What is the maximum area of a rectangle inscribed in a given region?

[skateza]

Homework Statement

Find the area of the largest rectangle that can be inscribed in the region bounded by the graph of y = (4-x)/(2+x) and the coordinate aces in the first quadrant.

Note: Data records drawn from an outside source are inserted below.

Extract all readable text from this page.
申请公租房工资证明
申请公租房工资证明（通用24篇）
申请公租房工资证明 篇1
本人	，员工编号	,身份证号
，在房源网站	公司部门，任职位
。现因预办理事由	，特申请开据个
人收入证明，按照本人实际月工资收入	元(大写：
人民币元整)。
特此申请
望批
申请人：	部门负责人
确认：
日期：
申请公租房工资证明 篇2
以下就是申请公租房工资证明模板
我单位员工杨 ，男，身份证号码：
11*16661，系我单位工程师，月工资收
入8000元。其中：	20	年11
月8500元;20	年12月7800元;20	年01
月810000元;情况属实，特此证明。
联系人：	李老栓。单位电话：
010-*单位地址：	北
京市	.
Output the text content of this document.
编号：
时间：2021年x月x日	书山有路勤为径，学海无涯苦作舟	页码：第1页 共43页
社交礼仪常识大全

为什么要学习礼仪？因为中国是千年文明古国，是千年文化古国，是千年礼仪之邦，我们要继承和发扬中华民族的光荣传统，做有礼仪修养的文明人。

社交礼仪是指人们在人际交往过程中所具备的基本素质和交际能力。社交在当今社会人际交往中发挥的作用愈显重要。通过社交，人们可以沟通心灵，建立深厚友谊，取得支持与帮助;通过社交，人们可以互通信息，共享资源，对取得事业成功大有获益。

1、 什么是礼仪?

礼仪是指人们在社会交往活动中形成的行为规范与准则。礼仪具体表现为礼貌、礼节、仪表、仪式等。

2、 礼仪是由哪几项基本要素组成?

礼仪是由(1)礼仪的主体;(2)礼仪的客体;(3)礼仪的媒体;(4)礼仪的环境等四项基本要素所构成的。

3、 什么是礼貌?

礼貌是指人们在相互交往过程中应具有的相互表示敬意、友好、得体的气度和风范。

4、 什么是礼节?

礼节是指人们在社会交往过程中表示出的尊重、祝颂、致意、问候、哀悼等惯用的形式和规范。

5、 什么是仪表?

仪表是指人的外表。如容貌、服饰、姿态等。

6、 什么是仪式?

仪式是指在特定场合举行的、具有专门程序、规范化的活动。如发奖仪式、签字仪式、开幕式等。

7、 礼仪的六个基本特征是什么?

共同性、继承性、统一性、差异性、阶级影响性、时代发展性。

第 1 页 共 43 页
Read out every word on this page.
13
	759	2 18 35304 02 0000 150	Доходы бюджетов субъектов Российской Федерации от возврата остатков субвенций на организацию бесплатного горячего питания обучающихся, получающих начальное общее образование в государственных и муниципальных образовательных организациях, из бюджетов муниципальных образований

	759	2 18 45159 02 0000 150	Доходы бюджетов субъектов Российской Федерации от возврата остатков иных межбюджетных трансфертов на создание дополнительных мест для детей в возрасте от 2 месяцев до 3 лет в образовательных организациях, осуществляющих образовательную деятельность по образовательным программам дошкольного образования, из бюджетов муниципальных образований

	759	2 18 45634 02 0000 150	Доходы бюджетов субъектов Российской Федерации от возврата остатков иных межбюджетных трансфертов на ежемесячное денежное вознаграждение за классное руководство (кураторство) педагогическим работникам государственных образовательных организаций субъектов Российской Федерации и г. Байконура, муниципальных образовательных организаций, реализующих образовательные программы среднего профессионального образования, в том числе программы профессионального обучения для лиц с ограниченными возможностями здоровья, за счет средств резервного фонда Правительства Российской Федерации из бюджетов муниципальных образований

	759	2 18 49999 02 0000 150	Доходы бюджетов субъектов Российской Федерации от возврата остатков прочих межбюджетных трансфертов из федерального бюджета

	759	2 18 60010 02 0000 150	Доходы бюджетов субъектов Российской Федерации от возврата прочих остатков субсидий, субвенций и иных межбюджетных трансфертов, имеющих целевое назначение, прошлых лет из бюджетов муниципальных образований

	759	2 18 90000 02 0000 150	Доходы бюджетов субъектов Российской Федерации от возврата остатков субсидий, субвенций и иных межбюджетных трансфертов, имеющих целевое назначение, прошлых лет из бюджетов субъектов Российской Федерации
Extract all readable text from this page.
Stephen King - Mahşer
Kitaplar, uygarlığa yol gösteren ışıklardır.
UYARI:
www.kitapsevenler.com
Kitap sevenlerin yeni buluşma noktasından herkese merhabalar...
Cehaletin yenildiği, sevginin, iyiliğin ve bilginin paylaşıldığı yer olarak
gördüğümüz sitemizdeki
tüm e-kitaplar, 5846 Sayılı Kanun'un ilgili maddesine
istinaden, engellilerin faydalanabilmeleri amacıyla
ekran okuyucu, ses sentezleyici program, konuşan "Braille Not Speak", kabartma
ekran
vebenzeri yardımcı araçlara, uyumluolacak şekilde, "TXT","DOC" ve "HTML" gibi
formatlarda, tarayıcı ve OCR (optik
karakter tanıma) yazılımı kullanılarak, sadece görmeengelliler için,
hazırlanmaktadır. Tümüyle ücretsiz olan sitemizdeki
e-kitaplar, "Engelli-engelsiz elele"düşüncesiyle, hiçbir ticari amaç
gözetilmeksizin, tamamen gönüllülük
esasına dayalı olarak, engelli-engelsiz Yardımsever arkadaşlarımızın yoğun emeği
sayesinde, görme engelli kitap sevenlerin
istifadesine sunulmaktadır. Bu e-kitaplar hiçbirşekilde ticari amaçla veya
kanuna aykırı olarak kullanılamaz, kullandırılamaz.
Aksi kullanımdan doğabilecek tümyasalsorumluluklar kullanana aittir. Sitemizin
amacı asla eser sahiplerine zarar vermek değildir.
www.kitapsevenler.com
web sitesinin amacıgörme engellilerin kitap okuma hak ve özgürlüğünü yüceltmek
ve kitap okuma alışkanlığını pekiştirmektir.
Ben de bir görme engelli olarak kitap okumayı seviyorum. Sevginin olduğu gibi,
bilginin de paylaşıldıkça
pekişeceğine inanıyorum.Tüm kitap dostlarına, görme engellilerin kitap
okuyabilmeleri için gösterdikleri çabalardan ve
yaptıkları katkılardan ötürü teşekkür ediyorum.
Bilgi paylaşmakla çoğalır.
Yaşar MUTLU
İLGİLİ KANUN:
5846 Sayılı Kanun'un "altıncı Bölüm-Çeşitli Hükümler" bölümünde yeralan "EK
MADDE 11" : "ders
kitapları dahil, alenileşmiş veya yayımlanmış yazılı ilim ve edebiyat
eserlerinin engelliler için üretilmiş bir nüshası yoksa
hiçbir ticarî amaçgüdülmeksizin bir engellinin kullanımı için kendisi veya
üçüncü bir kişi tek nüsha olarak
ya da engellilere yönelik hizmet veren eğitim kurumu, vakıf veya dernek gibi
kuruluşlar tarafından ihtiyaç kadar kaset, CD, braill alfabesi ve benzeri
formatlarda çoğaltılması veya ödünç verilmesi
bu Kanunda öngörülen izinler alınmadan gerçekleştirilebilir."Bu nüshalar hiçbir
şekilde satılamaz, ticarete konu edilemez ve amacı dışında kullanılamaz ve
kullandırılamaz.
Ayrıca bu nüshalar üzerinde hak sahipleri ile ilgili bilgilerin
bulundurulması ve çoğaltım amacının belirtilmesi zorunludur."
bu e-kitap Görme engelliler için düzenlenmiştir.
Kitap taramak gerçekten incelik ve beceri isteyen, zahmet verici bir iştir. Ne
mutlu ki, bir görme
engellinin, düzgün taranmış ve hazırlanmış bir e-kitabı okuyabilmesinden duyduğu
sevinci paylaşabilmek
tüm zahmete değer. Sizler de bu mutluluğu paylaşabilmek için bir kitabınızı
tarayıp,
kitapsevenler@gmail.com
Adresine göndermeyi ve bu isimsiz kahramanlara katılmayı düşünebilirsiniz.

I think my only problem with this one is taking the derivative,

this is what i get y' = (-x^2 - 4x + 8)/(2+x)^2

Critical numbers: [1-root(48)]/-2, but that doesn't seem to be giving me a maximum value, can someone take a second look this.

 

[BlackWyvern]

If I'm not mistaken:

A = xy, x = x, y = (4-x)/(2+x)

A = x(4-x/2+x)
= (4x - x^2 / 2 + x)

Using Quotient Rule (feel free to use the product rule if you want to):
dy/dx = ((2 + x)(4 -2x) - (4x - x^2)(1)) / (2 + x)^2

=8 -4x +4x -2x^2 - 4x + x^2 / g^2
dy/dx = 8 -x^2 -4x / 4 + 4x + x^2

Graphing that, I can see 2 roots.
(can't be bothered actually solving properly for them now though, :) )
They are:
-5.46410 & 1.464101

Using 1.464101 leads to an area of about 1.0717
Graphing the original function to be optimized, I see that this is correct.

 

[BlackWyvern]

Okay, doing a poly long divide, I get the dy/dx as:
-1 + 12/(x+2)(x+2) = 0
==>
x^2 + 4x - 8 = 0

This is interestingly the numerator of the original function.

Solving this with quadratic formula yields the same results.

 

[skateza]

my error was in using the quadratic formula, i took -a instead of -b which is why i got a strange value.